Selon l’exégète Alvin Boyd Kuhn, la chute de la conscience viendrait d’une modification des codes de lecture des textes dits sacrés et des mythes. Lorsque ces ouvrages sacrés avaient été écrit, et les mythes créés, puis transmis par voie orale, les habitants de la terre avaient une structure mentale bien différente de celle de l’homme moderne : ils n’avaient pas la capacité d’abstraction ni celle de l’analyse linéaire. Ils raisonnaient plus de manière cyclique et holistique. Ils étaient d’une certaine manière plus intelligente de par leurs connections cosmiques, plus subtils et bien moins influencés par le matérialisme et l’individualisme.

Les connaissances spirituelles et initiatiques, les facettes psychiques humaines étaient alors mises en image à travers des personnages. Ces représentations permettaient à la fois de transmettre donc des principes abstraits à des gens qui n’avaient pas cette capacité intellectuelle d’abstraction, mais aussi de pouvoir préserver des secrets ésotériques à la vue de tous (« cachés en pleine vue ») ne pouvant pas être détruits ni accaparés, et pouvant traverser les siècles en toute innocence. Et pouvoir enfin conserver des vérités atemporelles à travers des histoires temporelles.

Mais toujours selon Alvin Boyd Kuhn, l’occident a chuté autour du troisième siècle lorsque l’interprétation des textes et des mythes n’était alors plus allégorique et symbolique, mais devenait littérale et historique.

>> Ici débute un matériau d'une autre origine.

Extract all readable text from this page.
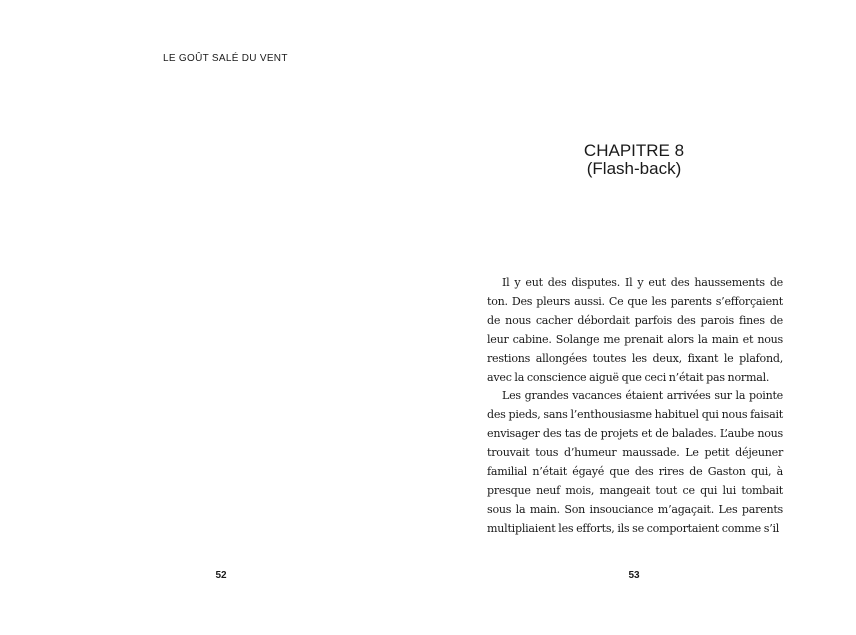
LE GOÛT SALÉ DU VENT
52
CHAPITRE 8
(Flash-back)

Il y eut des disputes. Il y eut des haussements de ton. Des pleurs aussi. Ce que les parents s’efforçaient de nous cacher débordait parfois des parois fines de leur cabine. Solange me prenait alors la main et nous restions allongées toutes les deux, fixant le plafond, avec la conscience aiguë que ceci n’était pas normal.

Les grandes vacances étaient arrivées sur la pointe des pieds, sans l’enthousiasme habituel qui nous faisait envisager des tas de projets et de balades. L’aube nous trouvait tous d’humeur maussade. Le petit déjeuner familial n’était égayé que des rires de Gaston qui, à presque neuf mois, mangeait tout ce qui lui tombait sous la main. Son insouciance m’agaçait. Les parents multipliaient les efforts, ils se comportaient comme s’il

53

La teneur ésotérique était alors perdue, les profondeurs spirituelles et psychiques devenaient complètement invisibles. Les interprétations tournaient autour d’analyses historiques, intellectuelles et littérales, ce qui forcément pouvait rendre ces textes et ces histoires absurdes, ludiques, anecdotiques, voire carrément impossibles. Les véritables clefs de lecture étant perdue, il se produisit une déconnexion d’avec ces enseignements. La conscience, se trouvant brutalement dans l’obscurité sans ces connaissances millénaires, aurait alors sombré dans l’ignorance et les illusions temporelles (et temporaires !) de la connaissance rationnelle et de la compréhension purement intellectuelle.

Par exemple, certains textes religieux présentent l’homme comme supérieur à la femme. Mais selon la clef de lecture ésotérique, tout ceci n’aurait absolument rien à voir avec les genres sexuels : l’homme et la femme représentaient respectivement l’Esprit et la matière !!! L’Esprit est donc supérieur à la matière car il est bien plus élevé en fréquences, et féconde cette dernière pour la spiritualiser.

Autre exemple, plus précis : dans le conte de la belle au bois dormant : à la fin, le prince réveille la femme endormie par un baiser d’amour. L’interprétation pourrait alors être la suivante : la matière non divinisée est comme endormie. L’Esprit la touche, la spiritualise par un acte d’amour et l’éveille.

Selon le livre 16 du Corpus hermeticum, qui est un entretien entre Asclepius et le roi Ammon : « Quand exprimé dans son langage originel, le texte préserve l’esprit pur des mots. Car la qualité du son et de la prononciation du langage égyptien porte en lui la puissance de ce qui est dit. Donc, ô roi, aussi loin que votre pouvoir le permette, et votre pouvoir est illimité, s’il vous plaît faites en sorte que ce texte ne soit pas traduit, afin que ces mystères n’atteignent pas les grecs. Car le style de la langue grecque est arrogant, lâche et voyant, qui sape le mystère et la puissance des mots. Les grecs utilisent des mots vides qui produisent juste une devanture. C’est la philosophie des grecs, un bruit de mots. Nous n’utilisons pas ce langage, mais des sons pleins de puissances ».

Au-delà des aspects surprenants de ces propos et des querelles théologiques et civilisatrices durant lesquelles ce livre trouve probablement ces origines, il y a le rapport au langage. La civilisation hellénique est la matrice de l’occident, qui lui-même a fait évoluer la conscience du monde vers un rapport à la réalité et aux technologies beaucoup plus « cerveau gauche », c’est-à-dire dans le sens de la rationalité et de la logique matérialiste.

Les langages dans lesquels étaient préservés et transmis les mystères spirituels étaient avant réservés à des cercles d’initiés. A partir du moment où une langue profane a servi de médium pour des connaissances ésotériques préalablement du domaine exclusif de certains initiés, la puissance et la profondeur des mots s’amoindrit.

Il ne s’agit pas d’émettre des opinions pour ce cas, pour savoir si une langue est meilleure qu’une autre, mais de chercher à comprendre les causes invisibles d’un phénomène de déspiritualisation d’une civilisation qui s’est effectué sur plusieurs siècles, voire plusieurs millénaires.